Desrois M, Piccardo A, Zogheib E, Dalmasso C, Lan C, Fourré D, Cozzone P J, Caus T, Bernard M
Aix-Marseille Université, CNRS, CRMBM UMR 7339 Marseille, France.
Service de Chirurgie Cardiaque, CHU Amiens-Picardie, Amiens, France.
Transplant Proc. 2014 Dec;46(10):3314-8. doi: 10.1016/j.transproceed.2014.04.021.
We measured the functional and metabolic status of hearts submitted to normothermic ischemia before preservation through the use of an ex vivo pig heart model to assess the feasibility of donation after cardiac death (DCD) in heart transplantation.
Ten pigs were separated into 2 groups: control (n = 6, brain-dead group) and DCD (n = 4, heart donation after cardiac death). In the control group, hearts were excised 20 minutes after the brachiocephalic trunk cross-clamping and were immediately reperfused. In DCD, hearts were excised 20 minutes after exsanguination and asphyxia, stored in the Centre de Résonance Magnétique Biologique et Médicale (CRMBM) solution for 2 hours, and then were reperfused. Cardioplegic arrest was induced with the use of 1 L of CRMBM solution (4°C) and the heart was reperfused for 60 minutes through the use of an ex vivo perfusion system in Langendorff mode with normothermic autologous blood. During reperfusion, functional parameters were analyzed. Biochemical assays were performed in myocardial effluents and freeze-clamped hearts.

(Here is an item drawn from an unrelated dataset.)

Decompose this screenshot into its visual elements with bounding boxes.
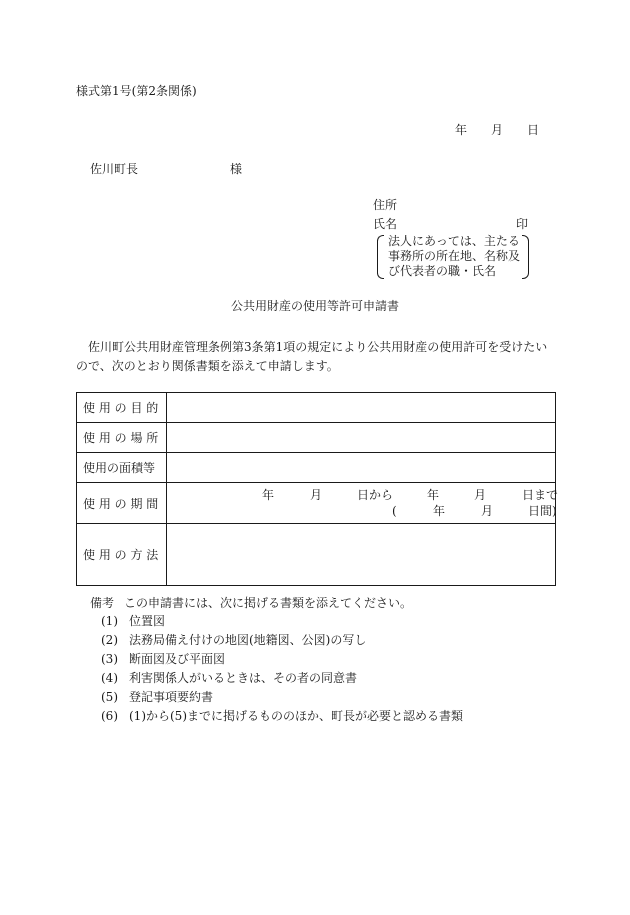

No electromechanical activity was found in DCD compared with control. Creatine kinase (CK) was higher at 2 minutes of reperfusion in DCD versus control (P = .005). Adenosine triphosphate was lower in DCD versus control (P = .0019). Malondialdehyde, an oxidative stress index, was present only in DCD. The nitric oxide (NO) pathway was impaired in DCD versus control, with lower eNOS expression (P < .0001) and total nitrate concentration content (P = .04).
We reported no cardiac functional and metabolic recovery in the DCD group after normothermic ischemia and reperfusion, which indicates that a single immersion of the cardiac graft during storage does not provide an optimal protection. New strategies in heart preservation are necessary for recruiting heart donation after cardiac death.
我们通过使用离体猪心模型,测量了在保存前经历常温缺血的心脏的功能和代谢状态,以评估心脏移植中心源性死亡后捐赠(DCD)的可行性。
将10只猪分为2组:对照组(n = 6,脑死亡组)和DCD组(n = 4,心源性死亡后心脏捐赠)。在对照组中,在头臂干交叉钳夹20分钟后切除心脏并立即进行再灌注。在DCD组中,放血和窒息20分钟后切除心脏,在生物与医学磁共振中心(CRMBM)溶液中保存2小时,然后进行再灌注。使用1升CRMBM溶液(4°C)诱导心脏停搏,并通过使用Langendorff模式的离体灌注系统用常温自体血使心脏再灌注60分钟。在再灌注期间,分析功能参数。在心肌流出液和冷冻钳夹的心脏中进行生化测定。
与对照组相比,DCD组未发现电机械活动。再灌注2分钟时,DCD组的肌酸激酶(CK)高于对照组(P = .005)。DCD组的三磷酸腺苷低于对照组(P = .0019)。氧化应激指标丙二醛仅在DCD组中存在。与对照组相比,DCD组的一氧化氮(NO)途径受损,内皮型一氧化氮合酶(eNOS)表达较低(P < .0001),总硝酸盐浓度含量较低(P = .04)。
我们报告常温缺血和再灌注后DCD组心脏功能和代谢未恢复,这表明在保存期间心脏移植物的单次浸泡不能提供最佳保护。需要新的心脏保存策略来招募心源性死亡后的心脏捐赠。